For years, San Francisco was the place to have an office. It seemed like a new tech giant was moving in every other month, and as a result, rental prices shot to the moon.
Today, things aren’t quite the same. In what was once a city that thrived on daily business, footfall has now gone quiet. And where other places like New York and Chicago have bounced back to pre-pandemic levels, San Francisco is struggling to get back on its feet.
So why has this happened? What does it mean for businesses? And could there be some positive change ahead?
First of all, what’s going on with the office market in San Francisco?
It was reported by TechCrunch that in early 2020 (pre-COVID), San Francisco’s office market was 4% vacant. Now, in the last quarter of 2022, it’s 24% vacant. And according to the San Francisco Standard, there’s currently more than 25 million square feet of commercial space available for lease or sublease in the city.
Tech companies that once expanded their square footage at an alarming rate are now subletting some of their office space or moving out completely. Google, Twitter, Netflix, Airbnb and Yelp are just some of the names on that growing list.
As a result of this mass exodus, the city’s level of human activity is not even a third of the way back to where it was pre-COVID—marking the worst recovery of any large city in North America. And naturally, the lack of footfall is having a negative impact on local businesses.
Jenny Dang, the owner of a once-lunch-hour-hotspot called China Wok, said that business is down 60%. The Tempest bar, which would regularly have an hour-long queue out the door, is now “so empty” in comparison to pre-COVID, reported an article in The Times.
People are labelling San Francisco a “ghost town” as large buildings lay empty and the streets are eerily quiet.
Why are there so many empty offices in San Francisco?
It all started during lockdown. Like other cities across the world, offices emptied because of the global pandemic and everyone started working from home.
But if it was all because of COVID, then why hasn’t San Francisco recovered at the same rate as the others?
Well first, the Downtown area (where many of these tech companies based themselves) accounted for most of San Francisco’s GDP, 70% of its sales tax revenue and 40% of its city’s jobs. That’s a lot of eggs in the same neighbourhood.
And then of course, there’s the nature of the roles in San Francisco. Where most of the roles in Silicon Valley are centred around hardware and factories, San Francisco is all about software, marketing and startups. Roles that you can do from anywhere.
During lockdown, these tech companies realised that they didn’t need their teams to work in their San Francisco office every day and so, they downsized.
With crime rates soaring to new heights and houses that cost over $1 million dollars on average, it’s no surprise that this new way of working was welcomed by a lot of SF-native teams. They could keep their dream job, but move to a more affordable city or town with a higher quality of life.
Between the money they could save from downsizing their premises, and teams that are happier to work-from-anywhere, why would businesses keep their humongous HQs in San Francisco?
Can San Francisco’s offices be saved?
Although things seem bleak just now, this could actually be a golden opportunity for the Golden City.
With less demand, landlords might reduce their prices. This would give a new age of startups the chance to move into the area and bring it back to life. Sure, their teams would be much smaller than their previous tenants to begin with—but once upon a time, Airbnb was run by two friends in their living room. There’s an opportunity here to rebuild.
Alternatively, commercial properties could offer more options for short term leases, such as those we source for our clients here at Hubble. It’s difficult for any business to commit to a long term contract right now, especially with rising inflation and news of a recession looming. 12 businesses leasing a building for 6 months each is a lot better than it sitting empty for 6 whole years.

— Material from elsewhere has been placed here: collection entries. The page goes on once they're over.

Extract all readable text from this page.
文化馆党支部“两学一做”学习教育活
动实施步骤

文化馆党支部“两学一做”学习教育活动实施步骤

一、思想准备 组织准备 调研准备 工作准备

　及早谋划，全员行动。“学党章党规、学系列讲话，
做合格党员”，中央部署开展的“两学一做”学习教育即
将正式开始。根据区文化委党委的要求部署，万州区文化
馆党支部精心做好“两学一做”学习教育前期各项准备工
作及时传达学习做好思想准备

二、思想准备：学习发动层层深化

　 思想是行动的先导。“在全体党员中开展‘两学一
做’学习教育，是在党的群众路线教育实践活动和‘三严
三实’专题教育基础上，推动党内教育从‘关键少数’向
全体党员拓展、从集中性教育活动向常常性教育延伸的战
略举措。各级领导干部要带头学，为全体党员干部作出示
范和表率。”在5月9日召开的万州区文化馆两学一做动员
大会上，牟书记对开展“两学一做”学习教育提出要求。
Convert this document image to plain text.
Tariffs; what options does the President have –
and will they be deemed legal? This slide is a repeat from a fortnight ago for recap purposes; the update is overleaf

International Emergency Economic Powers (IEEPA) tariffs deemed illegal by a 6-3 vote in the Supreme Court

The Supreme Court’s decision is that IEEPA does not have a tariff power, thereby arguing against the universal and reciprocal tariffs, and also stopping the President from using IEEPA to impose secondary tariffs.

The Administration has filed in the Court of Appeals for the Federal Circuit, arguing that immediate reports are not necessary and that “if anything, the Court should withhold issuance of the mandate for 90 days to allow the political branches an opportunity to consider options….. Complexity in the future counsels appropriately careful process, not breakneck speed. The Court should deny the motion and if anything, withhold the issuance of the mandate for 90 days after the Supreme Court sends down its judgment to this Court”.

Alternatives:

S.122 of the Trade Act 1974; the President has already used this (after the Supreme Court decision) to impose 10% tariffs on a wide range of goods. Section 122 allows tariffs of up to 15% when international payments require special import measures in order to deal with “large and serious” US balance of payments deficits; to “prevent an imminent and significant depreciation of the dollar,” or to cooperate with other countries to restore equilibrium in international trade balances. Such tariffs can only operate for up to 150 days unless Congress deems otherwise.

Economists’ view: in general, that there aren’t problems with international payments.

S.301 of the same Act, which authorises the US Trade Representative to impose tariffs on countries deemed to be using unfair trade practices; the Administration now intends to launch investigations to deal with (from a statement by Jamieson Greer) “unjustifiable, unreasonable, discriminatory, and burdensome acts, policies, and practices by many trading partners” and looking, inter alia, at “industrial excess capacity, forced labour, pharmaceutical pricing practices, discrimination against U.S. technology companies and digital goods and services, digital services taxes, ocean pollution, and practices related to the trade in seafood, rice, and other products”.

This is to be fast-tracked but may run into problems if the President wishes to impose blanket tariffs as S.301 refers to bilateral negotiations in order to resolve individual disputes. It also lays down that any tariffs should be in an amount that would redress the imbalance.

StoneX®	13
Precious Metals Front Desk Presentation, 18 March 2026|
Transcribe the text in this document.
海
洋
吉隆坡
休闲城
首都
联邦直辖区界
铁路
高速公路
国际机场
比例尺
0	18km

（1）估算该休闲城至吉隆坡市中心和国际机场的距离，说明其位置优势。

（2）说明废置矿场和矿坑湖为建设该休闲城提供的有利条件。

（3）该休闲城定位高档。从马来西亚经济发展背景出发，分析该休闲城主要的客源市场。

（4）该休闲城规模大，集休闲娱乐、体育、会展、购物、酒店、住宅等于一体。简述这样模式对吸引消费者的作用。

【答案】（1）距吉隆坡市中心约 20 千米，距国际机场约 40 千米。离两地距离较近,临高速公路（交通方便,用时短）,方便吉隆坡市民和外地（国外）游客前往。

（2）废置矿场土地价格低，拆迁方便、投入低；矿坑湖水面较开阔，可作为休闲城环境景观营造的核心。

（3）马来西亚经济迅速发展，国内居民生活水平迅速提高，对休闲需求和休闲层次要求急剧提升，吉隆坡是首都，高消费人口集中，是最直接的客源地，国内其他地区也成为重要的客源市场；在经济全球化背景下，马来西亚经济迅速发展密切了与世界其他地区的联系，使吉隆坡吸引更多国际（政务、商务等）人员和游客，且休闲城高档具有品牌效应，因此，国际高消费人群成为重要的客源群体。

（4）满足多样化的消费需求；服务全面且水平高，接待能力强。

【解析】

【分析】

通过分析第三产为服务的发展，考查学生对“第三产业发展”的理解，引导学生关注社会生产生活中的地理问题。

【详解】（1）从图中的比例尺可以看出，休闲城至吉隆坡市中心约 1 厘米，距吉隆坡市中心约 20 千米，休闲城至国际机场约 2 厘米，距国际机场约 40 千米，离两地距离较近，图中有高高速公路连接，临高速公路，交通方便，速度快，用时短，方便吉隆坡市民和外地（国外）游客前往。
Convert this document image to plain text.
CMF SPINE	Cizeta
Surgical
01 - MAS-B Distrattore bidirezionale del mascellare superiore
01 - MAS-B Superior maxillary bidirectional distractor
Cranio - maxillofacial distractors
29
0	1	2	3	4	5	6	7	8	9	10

Finally, with the uptick in hybrid working, there’s a huge opportunity for developers to turn these buildings into coworking spaces. These coworking spaces in San Francisco could meet the needs of the large tech companies when team members come to visit, and could also provide a home to smaller startups and freelancers who equally bring so much value to San Francisco’s business community.
Although San Francisco’s office market is taking longer to recover than other places, it’s no way down and out. San Francisco has so much to offer as a city, and just because some big players have decided to scale back on their real estate portfolio, it doesn’t mean that it’s game over. If San Francisco can play to its strengths in this new age of working, it’ll come back stronger than ever.